Document to Structure Format Options

    Format Options Specific to Document to Structure

    Codename Default Value Explanation
    smiles on enable the conversion of SMILES strings
    inchi on enable the conversion of InChI strings
    ocr on enable the processing of scanned text in PDF documents
    osr on if any external OSR tool is installed enable the conversion of structure drawings by any available OSR external tool
    osra on if OSRA is installed enable the conversion of structure drawings by the OSRA external tool. Using this option will specify that OSRA should be used even if other OSR tools are available.
    clide on if CLiDE is installed enable the conversion of structure drawings by the CLiDE external tool. Using this option will specify that CLiDE should be used even if other OSR tools are available.
    imago on if Imago is installed enable the conversion of structure drawings by the OSRA external tool. Using this option will specify that Imago should be used even if other OSR tools are available.
    timeout=N no timeout the maximum number of seconds to run, with 0 for no timeout
    osraTimeout=N 20 seconds configure the maximum number of seconds to run OSRA on an image
    clideTimeout=N 20 seconds configure the maximum number of seconds to run CLiDE on an image
    imagoTimeout=N 20 seconds configure the maximum number of seconds to run Imago on an image
    filterOSR on enable the filtering of OSR structures for incomplete recognition
    text on enable the processing of the textual content of the document.

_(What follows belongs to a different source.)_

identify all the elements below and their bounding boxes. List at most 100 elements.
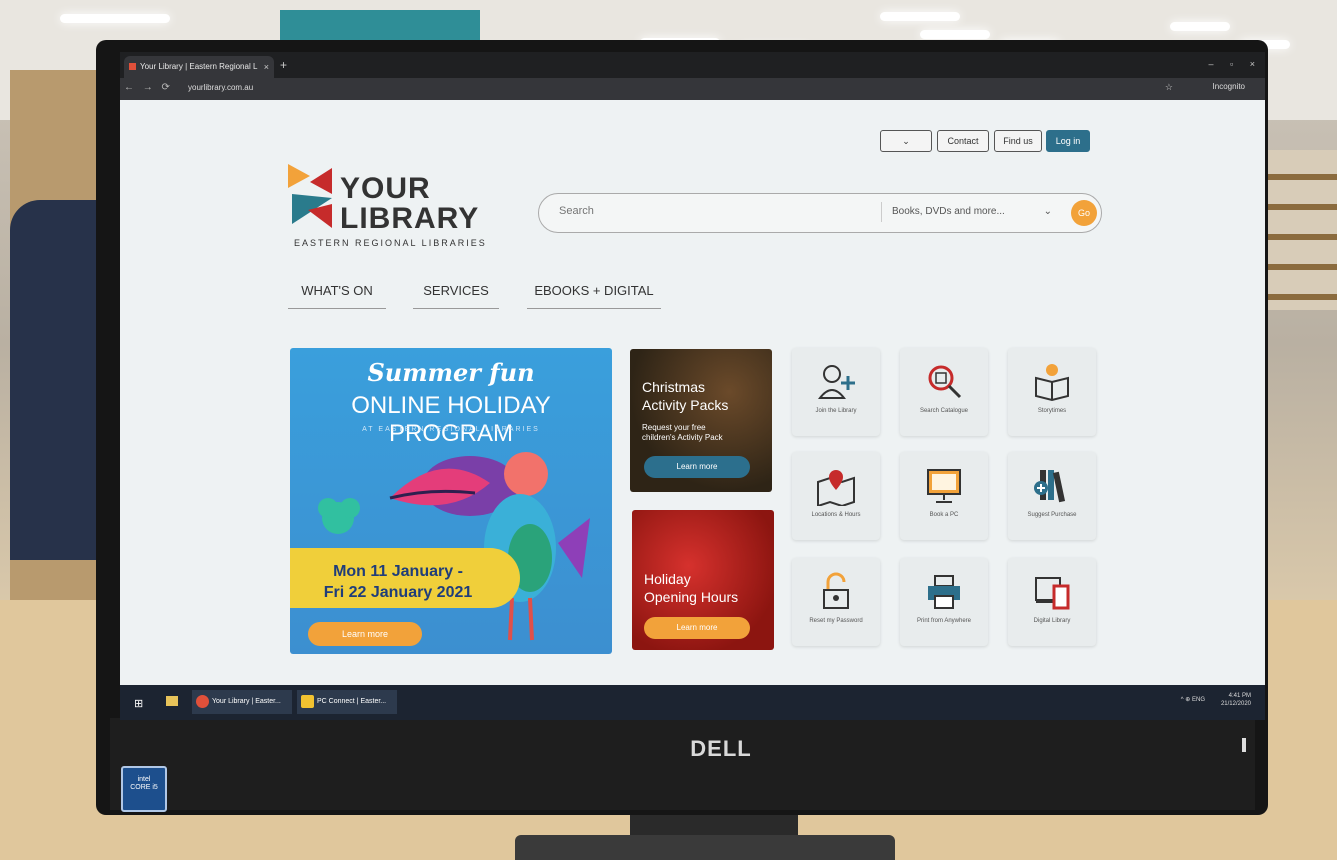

The text is searched for text-based formats: name, smiles, InChI, (all on by default) and CAS Registry Numbers® (off by default, see the cas option above)
    acronyms off enable the conversion of acronyms, such as ATP for Adenosine TriPhosphate
    vernacular off enable the conversion of everyday terms like "water" or "steam"
    OLE on enable the conversion of structures embedded in office documents
    startPage=N no limit (starts at first page) start processing the document at page N (can be combined with endPage to process a range of pages)
    endPage=N no limit (stops at last page) stop processing the document at page N
    insideTag=TAG off for markup formats, enable the conversion only inside the given tag (typically insideTag=body for HTML)
    contextRadius=N 40 maximum number of characters of context to include, on each side of the hit
    contextIndex off whether to include the index of the hit in the context

    Each option can be preceded by a minus sign - (for instance -smiles) to disable it. Both forms smiles and +smiles are accepted to enable an option.

    Name to Structure Format Options

    Apart from its specific options listed above, Document to Structure also accepts all Name to Structure format options, to configure which name conversions are attempted.

    In some cases, however, Document to Structure uses different default values than Name to Structure:

    Codename Default value
    ocrCorrection on
    elements off
    ions off
    cas off
    casNames off